Les moteurs de la politique et implications futures

Le plan de déportation vers des pays tiers s’inscrit dans le précédent établi par le décret exécutif 13768 signé par Donald Trump en 2017, qui avait élargi la liste des personnes pouvant être expulsées. Plusieurs instruments de mise en œuvre ont été maintenus sous l’administration Biden, mais en 2025, une nouvelle vague de migration illégale et la pression politique ont conduit à un regain d’expulsions agressives.

Avec les nouveaux protocoles du Département de la Sécurité intérieure (DHS), les renvois vers des pays tiers ont été accélérés, échappant largement au contrôle judiciaire. Selon des documents internes obtenus par des organisations de défense juridique, le nombre d’expulsions vers des pays africains a augmenté de 38 % entre janvier et août 2025 par rapport à la même période en 2024.

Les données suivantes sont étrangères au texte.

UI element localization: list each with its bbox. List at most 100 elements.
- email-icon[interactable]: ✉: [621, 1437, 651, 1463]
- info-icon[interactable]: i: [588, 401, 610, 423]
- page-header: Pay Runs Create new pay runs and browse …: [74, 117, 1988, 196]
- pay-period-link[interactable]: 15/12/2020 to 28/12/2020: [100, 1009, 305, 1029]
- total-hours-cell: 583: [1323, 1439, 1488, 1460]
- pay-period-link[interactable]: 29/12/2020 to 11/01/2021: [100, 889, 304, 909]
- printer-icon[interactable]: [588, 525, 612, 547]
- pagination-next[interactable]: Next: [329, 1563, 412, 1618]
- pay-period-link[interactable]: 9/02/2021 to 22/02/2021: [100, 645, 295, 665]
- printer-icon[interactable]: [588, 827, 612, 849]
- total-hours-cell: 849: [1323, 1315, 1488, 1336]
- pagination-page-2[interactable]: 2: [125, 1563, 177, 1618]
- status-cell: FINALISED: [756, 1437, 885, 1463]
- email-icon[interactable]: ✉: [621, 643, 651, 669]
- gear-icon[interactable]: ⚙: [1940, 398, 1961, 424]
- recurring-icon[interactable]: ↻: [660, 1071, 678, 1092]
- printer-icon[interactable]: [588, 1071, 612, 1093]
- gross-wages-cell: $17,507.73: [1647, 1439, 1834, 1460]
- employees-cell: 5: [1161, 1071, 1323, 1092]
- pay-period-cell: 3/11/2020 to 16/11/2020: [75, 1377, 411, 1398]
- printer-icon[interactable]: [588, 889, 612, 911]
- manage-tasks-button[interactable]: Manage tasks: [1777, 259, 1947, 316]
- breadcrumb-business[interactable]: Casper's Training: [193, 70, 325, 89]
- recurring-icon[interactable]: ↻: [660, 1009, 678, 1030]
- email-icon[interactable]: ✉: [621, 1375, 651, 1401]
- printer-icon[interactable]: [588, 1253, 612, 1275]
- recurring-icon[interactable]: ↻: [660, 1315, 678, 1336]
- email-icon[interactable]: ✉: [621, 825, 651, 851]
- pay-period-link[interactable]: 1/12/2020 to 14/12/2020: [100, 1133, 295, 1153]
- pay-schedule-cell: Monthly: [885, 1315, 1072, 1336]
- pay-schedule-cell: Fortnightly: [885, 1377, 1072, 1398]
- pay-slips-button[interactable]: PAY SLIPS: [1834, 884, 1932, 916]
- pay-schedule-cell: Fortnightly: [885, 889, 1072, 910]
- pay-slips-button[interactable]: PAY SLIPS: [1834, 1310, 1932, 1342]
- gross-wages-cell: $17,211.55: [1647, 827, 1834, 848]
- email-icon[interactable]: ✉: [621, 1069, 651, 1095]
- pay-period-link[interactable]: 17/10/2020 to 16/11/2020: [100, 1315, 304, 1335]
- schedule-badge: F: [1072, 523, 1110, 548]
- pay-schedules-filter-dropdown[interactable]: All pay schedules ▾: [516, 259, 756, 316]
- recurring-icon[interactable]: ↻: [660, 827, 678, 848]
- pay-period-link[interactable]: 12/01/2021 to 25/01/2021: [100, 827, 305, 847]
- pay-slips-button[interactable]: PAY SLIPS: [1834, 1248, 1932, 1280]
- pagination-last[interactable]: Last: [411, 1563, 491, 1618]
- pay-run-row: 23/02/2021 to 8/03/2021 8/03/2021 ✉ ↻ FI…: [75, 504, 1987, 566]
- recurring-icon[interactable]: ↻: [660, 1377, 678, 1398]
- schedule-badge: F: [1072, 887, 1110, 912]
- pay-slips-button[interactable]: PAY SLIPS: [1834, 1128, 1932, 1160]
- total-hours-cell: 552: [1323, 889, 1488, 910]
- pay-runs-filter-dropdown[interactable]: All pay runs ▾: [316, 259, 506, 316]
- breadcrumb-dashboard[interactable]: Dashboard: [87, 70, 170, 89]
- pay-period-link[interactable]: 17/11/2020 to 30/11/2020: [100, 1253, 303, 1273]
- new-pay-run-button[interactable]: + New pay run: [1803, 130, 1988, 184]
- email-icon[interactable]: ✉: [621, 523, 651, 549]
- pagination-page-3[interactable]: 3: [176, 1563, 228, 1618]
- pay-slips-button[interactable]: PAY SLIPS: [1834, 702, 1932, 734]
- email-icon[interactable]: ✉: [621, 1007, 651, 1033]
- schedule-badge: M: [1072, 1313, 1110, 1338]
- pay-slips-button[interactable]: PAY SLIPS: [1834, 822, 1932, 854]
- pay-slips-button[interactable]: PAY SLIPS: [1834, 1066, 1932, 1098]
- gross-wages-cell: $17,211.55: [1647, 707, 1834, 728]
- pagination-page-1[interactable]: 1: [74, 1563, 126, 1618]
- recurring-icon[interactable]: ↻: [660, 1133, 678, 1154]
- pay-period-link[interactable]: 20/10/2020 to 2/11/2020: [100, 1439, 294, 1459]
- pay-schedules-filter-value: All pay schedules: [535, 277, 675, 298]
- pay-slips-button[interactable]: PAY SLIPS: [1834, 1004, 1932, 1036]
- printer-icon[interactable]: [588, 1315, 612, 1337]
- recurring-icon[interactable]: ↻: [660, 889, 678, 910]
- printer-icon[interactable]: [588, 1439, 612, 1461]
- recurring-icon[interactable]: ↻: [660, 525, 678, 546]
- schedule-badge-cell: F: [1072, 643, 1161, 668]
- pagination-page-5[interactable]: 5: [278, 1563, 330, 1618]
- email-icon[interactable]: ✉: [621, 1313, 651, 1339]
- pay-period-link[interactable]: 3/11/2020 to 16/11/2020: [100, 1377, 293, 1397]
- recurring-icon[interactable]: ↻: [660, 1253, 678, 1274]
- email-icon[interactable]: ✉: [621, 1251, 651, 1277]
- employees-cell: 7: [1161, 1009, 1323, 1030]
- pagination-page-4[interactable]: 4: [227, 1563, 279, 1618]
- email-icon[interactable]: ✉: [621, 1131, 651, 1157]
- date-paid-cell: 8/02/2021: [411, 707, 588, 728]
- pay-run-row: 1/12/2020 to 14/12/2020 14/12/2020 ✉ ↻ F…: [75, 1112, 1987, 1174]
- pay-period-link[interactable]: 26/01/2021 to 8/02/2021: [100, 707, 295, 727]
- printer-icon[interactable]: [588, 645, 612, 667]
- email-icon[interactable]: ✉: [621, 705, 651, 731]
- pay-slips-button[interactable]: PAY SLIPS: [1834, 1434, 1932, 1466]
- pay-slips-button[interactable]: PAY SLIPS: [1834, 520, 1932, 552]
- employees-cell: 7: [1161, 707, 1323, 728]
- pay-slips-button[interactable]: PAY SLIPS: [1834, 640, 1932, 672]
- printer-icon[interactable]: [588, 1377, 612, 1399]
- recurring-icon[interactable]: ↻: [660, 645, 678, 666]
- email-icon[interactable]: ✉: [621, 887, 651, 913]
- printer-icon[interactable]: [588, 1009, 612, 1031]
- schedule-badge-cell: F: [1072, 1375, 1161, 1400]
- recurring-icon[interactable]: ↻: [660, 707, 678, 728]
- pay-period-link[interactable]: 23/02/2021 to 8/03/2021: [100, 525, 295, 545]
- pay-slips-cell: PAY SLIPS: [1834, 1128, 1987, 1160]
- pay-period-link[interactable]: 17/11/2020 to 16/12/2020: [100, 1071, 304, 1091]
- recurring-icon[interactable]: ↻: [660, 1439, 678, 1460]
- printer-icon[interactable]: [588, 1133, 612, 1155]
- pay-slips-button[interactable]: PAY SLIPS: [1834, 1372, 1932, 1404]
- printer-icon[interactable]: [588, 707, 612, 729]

Critiques internationales et appels à la réforme

En juillet 2025, le Haut-Commissariat des Nations Unies pour les réfugiés (HCR) a appelé les États-Unis à mettre fin aux expulsions vers des pays tiers dépourvues de protections légales. L’agence a insisté sur l’importance d’évaluations individuelles des risques et de la transparence. De leur côté, les responsables de l’Union africaine ont entamé des consultations pour mettre en place une architecture continentale de réception et de réintégration, soulignant que les pays à revenu faible et intermédiaire supportaient le poids des brusques changements de politique américaine.

Les accords bilatéraux entre Washington et les gouvernements africains progressent lentement. Les défenseurs craignent qu’aucune réforme ne soit entreprise pour corriger les violations du droit international, laissant les migrants dans une incertitude prolongée.

L’expansion des déportations vers des pays tiers en 2025 met en évidence une évolution inquiétante des politiques de déportation américaines, qui privilégient de plus en plus la rapidité à l’examen, et l’application de la loi à la dignité humaine. Alors que les voies de recours juridiques se rétrécissent et que la coopération avec les gouvernements africains devient un outil d’externalisation de la politique migratoire, les risques pour les individus vulnérables s’accentuent. Le défi consiste désormais à élaborer une stratégie migratoire qui protège à la fois les frontières et les droits fondamentaux. La manière dont les États-Unis choisiront de répondre définira non seulement leur position mondiale en matière de droits humains, mais aussi leur capacité à mener une diplomatie de principe dans un contexte international complexe.